The LongCat team has launched LARYBench, a groundbreaking benchmark designed to evaluate AI models’ capabilities in learning actions from video, rather than solely measuring their performance with robotic policies. This innovative tool addresses the challenge of limited robot training data by utilizing abundant human and robot videos, effectively translating visual signals into latent action representations. In their findings, they revealed that general vision foundation models outperform specialized embodied latent action models, with significant performance differences observed in several evaluations. Specifically, LARYBench distinguishes itself by isolating the evaluation of latent actions from overall policy performance, allowing for a clearer analysis of how well a model understands and can reproduce physical movements.

Qi Lv: Qi Lv is a researcher at Meituan’s LongCat team contributing to LARYBench. The benchmark evaluates models on high-level semantic actions and low-level robot dynamics using curated video datasets. Lv’s involvement supports advancing scalable action learning from unlabeled videos.
DINOv3: DINOv3 is Meta AI’s self-supervised vision foundation model using advanced strategies for scalable feature learning. It achieves top performance on LARYBench regression tasks, showing latent features align well with robot actions. The model leverages large-scale pre-training for dense visual understanding.
V-JEPA: V-JEPA 2 is Meta AI’s self-supervised video world model that predicts future video representations from past ones. It leads LARYBench in action classification by extracting strong latent actions without explicit motion supervision. The model enables better understanding of physical dynamics for robotics.
LongCat: LongCat is Meituan’s AI research team specializing in open-source models and benchmarks for embodied AI, vision-language-action systems, and multimodal understanding. They developed and released LARYBench, a benchmark that isolates and evaluates latent action representations from video for semantic action classification and robotic control regression. The release demonstrates how general vision models capture action knowledge better than specialized embodied models.
Dujun Nie: Dujun Nie is a researcher at Meituan’s LongCat team. He led the authorship of the LARYBench paper, introducing a framework to assess latent actions extracted from large-scale human and robot videos. His contributions focus on decoupling representation quality from policy performance in vision-to-action alignment.
Jun Kuang: Jun Kuang is a researcher at Meituan’s LongCat team involved in LARYBench creation. The project introduces pipelines for probing latent actions in classification and regression tasks. Kuang helps demonstrate latent spaces’ superiority over pixel spaces for robot control.

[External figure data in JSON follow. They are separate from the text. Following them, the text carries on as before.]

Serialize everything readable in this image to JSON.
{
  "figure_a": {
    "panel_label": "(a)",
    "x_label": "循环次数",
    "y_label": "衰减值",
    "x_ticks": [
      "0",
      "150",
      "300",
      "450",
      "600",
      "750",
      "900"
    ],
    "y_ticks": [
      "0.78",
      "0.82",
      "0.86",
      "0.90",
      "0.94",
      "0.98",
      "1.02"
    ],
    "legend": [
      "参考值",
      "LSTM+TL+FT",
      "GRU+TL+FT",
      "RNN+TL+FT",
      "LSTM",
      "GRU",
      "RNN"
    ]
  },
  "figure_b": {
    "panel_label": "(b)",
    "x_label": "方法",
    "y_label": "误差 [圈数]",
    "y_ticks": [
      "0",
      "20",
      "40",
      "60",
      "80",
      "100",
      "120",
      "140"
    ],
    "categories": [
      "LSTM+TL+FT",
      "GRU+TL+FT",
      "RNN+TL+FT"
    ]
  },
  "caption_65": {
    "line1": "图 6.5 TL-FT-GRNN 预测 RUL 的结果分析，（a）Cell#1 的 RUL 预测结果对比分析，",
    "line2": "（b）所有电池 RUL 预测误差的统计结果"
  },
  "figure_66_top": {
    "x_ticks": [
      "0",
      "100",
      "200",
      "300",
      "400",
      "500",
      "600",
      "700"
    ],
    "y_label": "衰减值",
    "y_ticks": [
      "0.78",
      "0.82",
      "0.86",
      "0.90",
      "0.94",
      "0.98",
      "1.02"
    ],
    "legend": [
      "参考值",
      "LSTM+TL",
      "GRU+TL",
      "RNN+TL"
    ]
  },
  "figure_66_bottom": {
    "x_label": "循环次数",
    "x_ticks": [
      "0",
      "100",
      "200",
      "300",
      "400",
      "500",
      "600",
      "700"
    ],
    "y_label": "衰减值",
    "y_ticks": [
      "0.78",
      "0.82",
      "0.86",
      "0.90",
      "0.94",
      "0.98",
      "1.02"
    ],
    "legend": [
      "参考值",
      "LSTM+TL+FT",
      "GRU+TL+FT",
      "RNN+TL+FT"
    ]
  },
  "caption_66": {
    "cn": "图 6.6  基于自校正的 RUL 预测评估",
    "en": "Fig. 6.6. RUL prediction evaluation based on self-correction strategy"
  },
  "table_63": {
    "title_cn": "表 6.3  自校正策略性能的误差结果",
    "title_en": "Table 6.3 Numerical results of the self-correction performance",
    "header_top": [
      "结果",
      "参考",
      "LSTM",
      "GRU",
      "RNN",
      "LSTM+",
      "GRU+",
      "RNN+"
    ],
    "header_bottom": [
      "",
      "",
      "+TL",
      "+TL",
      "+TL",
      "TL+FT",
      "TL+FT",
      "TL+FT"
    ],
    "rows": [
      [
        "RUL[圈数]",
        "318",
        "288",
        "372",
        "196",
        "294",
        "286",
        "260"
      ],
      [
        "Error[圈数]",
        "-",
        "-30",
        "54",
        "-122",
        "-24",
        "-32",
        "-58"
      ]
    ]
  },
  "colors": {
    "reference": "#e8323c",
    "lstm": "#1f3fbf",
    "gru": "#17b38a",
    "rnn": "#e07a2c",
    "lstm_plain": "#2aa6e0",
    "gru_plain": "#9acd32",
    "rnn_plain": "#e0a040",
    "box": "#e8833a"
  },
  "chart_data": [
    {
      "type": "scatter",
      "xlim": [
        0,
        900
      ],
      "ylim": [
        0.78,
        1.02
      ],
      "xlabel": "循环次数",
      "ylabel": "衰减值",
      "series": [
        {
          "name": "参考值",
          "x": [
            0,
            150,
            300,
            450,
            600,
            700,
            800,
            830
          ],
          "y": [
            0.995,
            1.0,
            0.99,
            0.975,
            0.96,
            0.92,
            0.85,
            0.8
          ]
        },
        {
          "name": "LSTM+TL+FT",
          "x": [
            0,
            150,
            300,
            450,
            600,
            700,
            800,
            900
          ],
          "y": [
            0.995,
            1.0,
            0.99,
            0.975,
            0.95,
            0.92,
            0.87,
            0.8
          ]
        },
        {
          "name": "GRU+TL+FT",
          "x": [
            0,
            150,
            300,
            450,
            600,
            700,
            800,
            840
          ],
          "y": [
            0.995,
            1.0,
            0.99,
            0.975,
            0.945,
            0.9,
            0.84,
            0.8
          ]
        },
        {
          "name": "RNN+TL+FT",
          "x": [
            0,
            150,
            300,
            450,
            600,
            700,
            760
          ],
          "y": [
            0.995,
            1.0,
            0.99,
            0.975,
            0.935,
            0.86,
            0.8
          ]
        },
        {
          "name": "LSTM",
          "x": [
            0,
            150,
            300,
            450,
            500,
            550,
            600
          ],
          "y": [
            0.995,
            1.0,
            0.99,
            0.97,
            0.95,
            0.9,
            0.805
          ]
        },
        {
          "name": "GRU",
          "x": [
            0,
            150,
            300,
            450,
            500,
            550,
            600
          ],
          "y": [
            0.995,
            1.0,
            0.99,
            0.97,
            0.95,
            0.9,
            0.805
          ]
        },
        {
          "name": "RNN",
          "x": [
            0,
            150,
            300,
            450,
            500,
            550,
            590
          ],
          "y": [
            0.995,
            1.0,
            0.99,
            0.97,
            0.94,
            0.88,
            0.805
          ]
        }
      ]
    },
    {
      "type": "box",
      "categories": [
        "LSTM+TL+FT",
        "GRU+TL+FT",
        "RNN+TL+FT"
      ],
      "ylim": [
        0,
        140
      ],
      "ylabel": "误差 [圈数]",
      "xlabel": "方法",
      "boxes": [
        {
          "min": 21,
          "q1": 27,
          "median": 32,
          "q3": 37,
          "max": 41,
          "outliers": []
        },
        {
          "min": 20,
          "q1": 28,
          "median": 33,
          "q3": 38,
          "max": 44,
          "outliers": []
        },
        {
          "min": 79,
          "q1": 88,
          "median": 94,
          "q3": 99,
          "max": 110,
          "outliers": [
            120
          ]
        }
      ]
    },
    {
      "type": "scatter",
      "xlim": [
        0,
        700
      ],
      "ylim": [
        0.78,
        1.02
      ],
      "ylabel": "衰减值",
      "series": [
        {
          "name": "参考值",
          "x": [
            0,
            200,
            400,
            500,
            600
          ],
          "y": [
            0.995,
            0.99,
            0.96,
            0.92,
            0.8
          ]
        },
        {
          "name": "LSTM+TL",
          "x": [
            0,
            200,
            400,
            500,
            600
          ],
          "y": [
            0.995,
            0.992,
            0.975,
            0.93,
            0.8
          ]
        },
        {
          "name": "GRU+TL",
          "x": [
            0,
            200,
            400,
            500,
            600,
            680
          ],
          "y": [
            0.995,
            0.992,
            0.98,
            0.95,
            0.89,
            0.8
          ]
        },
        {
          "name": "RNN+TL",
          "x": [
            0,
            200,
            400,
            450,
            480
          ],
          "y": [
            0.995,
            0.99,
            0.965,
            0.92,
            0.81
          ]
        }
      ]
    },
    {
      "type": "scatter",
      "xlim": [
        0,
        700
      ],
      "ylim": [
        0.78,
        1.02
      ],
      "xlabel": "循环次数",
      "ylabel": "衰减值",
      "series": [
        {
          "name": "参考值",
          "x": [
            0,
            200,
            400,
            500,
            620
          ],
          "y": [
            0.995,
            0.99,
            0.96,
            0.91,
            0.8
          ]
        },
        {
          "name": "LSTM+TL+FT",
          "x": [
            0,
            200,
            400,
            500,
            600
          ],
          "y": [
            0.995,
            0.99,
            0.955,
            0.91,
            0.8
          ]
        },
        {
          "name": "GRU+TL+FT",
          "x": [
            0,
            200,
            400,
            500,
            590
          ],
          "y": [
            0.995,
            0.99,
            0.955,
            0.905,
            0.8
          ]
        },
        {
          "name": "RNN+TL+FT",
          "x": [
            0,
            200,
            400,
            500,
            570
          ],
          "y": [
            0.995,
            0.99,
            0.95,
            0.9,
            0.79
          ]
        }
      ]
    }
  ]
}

Xiaoyu Li: Xiaoyu Li is a researcher at Meituan’s LongCat team on the LARYBench paper. The benchmark uses data from diverse embodiments to test vision models’ action encoding. Li’s work highlights emergent action features from self-supervised visual pre-training.
Xuezhi Cao: Xuezhi Cao is a researcher at Meituan’s LongCat team contributing to LARYBench. It provides standardized evaluation for latent representations across action categories and robot platforms. Cao’s efforts aid in shifting robotics toward general visual foundations.
LAPA-DINOv2: LAPA-DINOv2 is a general latent action model using DINOv2 as backbone with self-supervised action training. Released by LongCat as part of LARYBench ablations, it outperforms embodied LAMs on diverse data. It demonstrates benefits of broad pre-training for vision-to-action generalization.
Xunliang Cai: Xunliang Cai is a researcher at Meituan’s LongCat team for LARYBench development. The benchmark reveals general models’ edge in action semantics and control alignment. Cai supports open-sourcing datasets and code for community research.
Fengjiao Chen: Fengjiao Chen is a researcher and project leader at Meituan’s LongCat team. She co-authored the LARYBench paper and oversees development of benchmarks for latent action representations in robotics. Her work emphasizes the advantages of general visual pre-training for physical control tasks.

Key Insight: General vision foundation models trained without action supervision outperform specialized embodied latent action models.
Benchmark Innovation: LARYBench decouples latent action evaluation from policy performance, testing semantic understanding and physical control separately.
Representation Advantage: Latent feature spaces provide better alignment to robotic action spaces than pixel reconstruction approaches.